L’homme derrière la légende. Neil Armstrong, on le sait, est le premier homme à avoir posé le pied sur la lune le 21 juillet 1969. First Man raconte son histoire.
Après le succès planétaire de La La land, on attendait impatiemment le nouveau film du duo Damien Chazelle / Ryan Gosling. On le retrouve dans un biopic hollywoodien, loin de la comédie musicale qui leur valut quatorze nominations – et six statuettes – aux derniers Oscars. Mais que ceux qui ont, comme moi, adoré La La land ou ceux qui, à mon plus grand étonnement, ne l’ont pas aimé aillent voir sans idées préconçues First Man : ce film-ci n’a pas grand chose à voir avec celui-là.
La conquête de l’espace a déjà donné lieu à plusieurs films remarquables. Le meilleur est sans doute L’Étoffe des héros de Philip Kaufman (1983) qui en raconte les premiers développements, avant le programme Apollo. Le plus patriotique est sans hésitation Apollo 13 de Ron Howard (1995). Le parti pris retenu par Damien Chazelle est tout autre, sans qu’il soit évident de le rattacher à notre époque et à l’image qu’elle porterait sur cette page glorieuse de l’histoire américaine : il est profondément anti-héroïque.
Ryan Gosling, comme à son habitude, affiche la mine renfrognée qui constitue sa marque de fabrique sans qu’on parvienne à décider s’il s’agit du degré zéro du jeu d’acteur ou au contraire de la preuve éclatante de son talent. Il ne sourit jamais, ne prononce pas un mot, vit sa vie à travers la visière de son casque d’astronaute ou de la vitre qui le sépare de son épouse – dont on apprendra, en allant chercher sur Wikipedia pour confirmer une intuition suscitée par la dernière scène du film, qu’il divorcera quelques années plus tard. Cette profonde mélancolie a une cause que les premières scènes du film éclairent : Neil a perdu sa petite fille, Karen, avant ses trois ans, victime d’une tumeur au cerveau.
Mais contrairement à son titre et à son affiche, First man raconte au moins autant la vie de Neil Armstrong qu’il ne fait l’histoire des programmes Gemini et Apollo. Il raconte trop rapidement la course que se livraient les États-Unis et l’URSS. Il ne dit pas un mot des enjeux scientifiques. Il évoque trop brièvement les critiques que ce programme dispendieux a suscitées, à l’heure où l’argent manquait pour assainir New York ou traiter efficacement la question raciale.
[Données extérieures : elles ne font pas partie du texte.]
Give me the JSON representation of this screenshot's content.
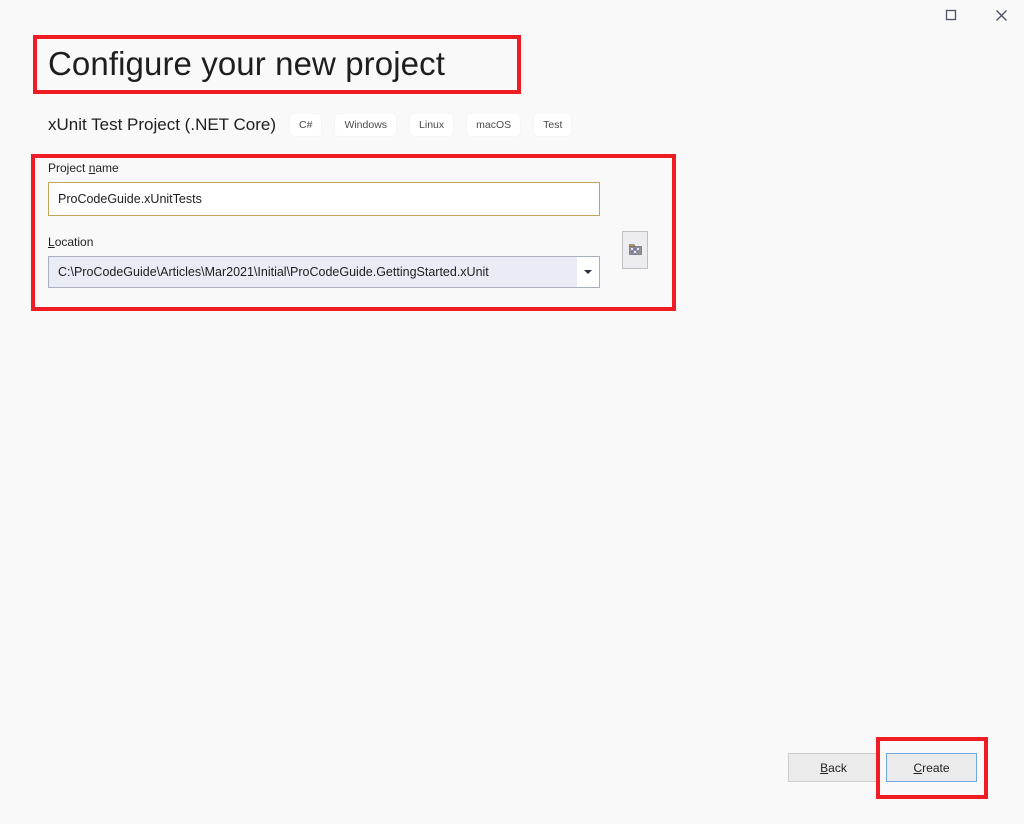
{
  "window": {
    "controls": [
      {
        "name": "maximize",
        "label": "Maximize",
        "glyph": "square"
      },
      {
        "name": "close",
        "label": "Close",
        "glyph": "x"
      }
    ]
  },
  "header": {
    "title": "Configure your new project",
    "template_name": "xUnit Test Project (.NET Core)",
    "tags": [
      "C#",
      "Windows",
      "Linux",
      "macOS",
      "Test"
    ]
  },
  "form": {
    "project_name": {
      "label_before": "Project ",
      "label_accesskey": "n",
      "label_after": "ame",
      "label_full": "Project name",
      "value": "ProCodeGuide.xUnitTests",
      "placeholder": ""
    },
    "location": {
      "label_before": "",
      "label_accesskey": "L",
      "label_after": "ocation",
      "label_full": "Location",
      "value": "C:\\ProCodeGuide\\Articles\\Mar2021\\Initial\\ProCodeGuide.GettingStarted.xUnit",
      "placeholder": "",
      "dropdown_icon": "chevron-down-icon",
      "browse_button_label": "...",
      "browse_icon": "folder-browse-icon"
    }
  },
  "footer": {
    "back": {
      "label_full": "Back",
      "accesskey": "B",
      "label_after": "ack"
    },
    "create": {
      "label_full": "Create",
      "accesskey": "C",
      "label_after": "reate"
    }
  },
  "annotations": {
    "accent_color": "#ee1c25",
    "focus_border_color": "#6fa9e0",
    "input_focus_border_color": "#c5a45a",
    "boxes": [
      "page-title",
      "form-fields",
      "create-button"
    ]
  }
}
Son parti pris est de nous montrer, pour mieux nous les faire partager, les dangers et la précarité de ces expéditions. Filmées en caméra subjective, depuis l’intérieur de la carlingue effroyablement exigüe et terriblement claustrophobique, elles sont l’occasion des meilleures scènes du film, même si leur répétition finit par lasser. La fusée tremble, les aiguilles s’affolent, les commandes ne répondent plus, l’oxygène vient à manquer, la navette part en vrilles… what else ?
Le problème de ces séquences est qu’on sait par avance comment elles vont finir. Si Neil Armstrong est dans l’habitacle, on sait qu’il survivra. En revanche, s’il n’y est pas, ses camarades astronautes ont de quoi se faire du souci. Autre problème : la construction du film qui laisse la portion congrue à la mission Apollo 11. Elle est expédiée en une vingtaine de minutes, alors qu’on l’attendait depuis la première image. Et, si on nous a expliqué que l’opération la plus délicate de la mission serait, au retour, le rendez-vous en orbite lunaire du LEM et de Columbia, First man ne le filme même pas, faute d’avoir déjà épuisé tout son carburant.
On sort de First Man à moitié convaincu. On a eu pour son argent de sensations fortes et de paumes moites. Mais on est bien loin de l’enthousiasme suscité par La La Land et par L’Étoffe des héros.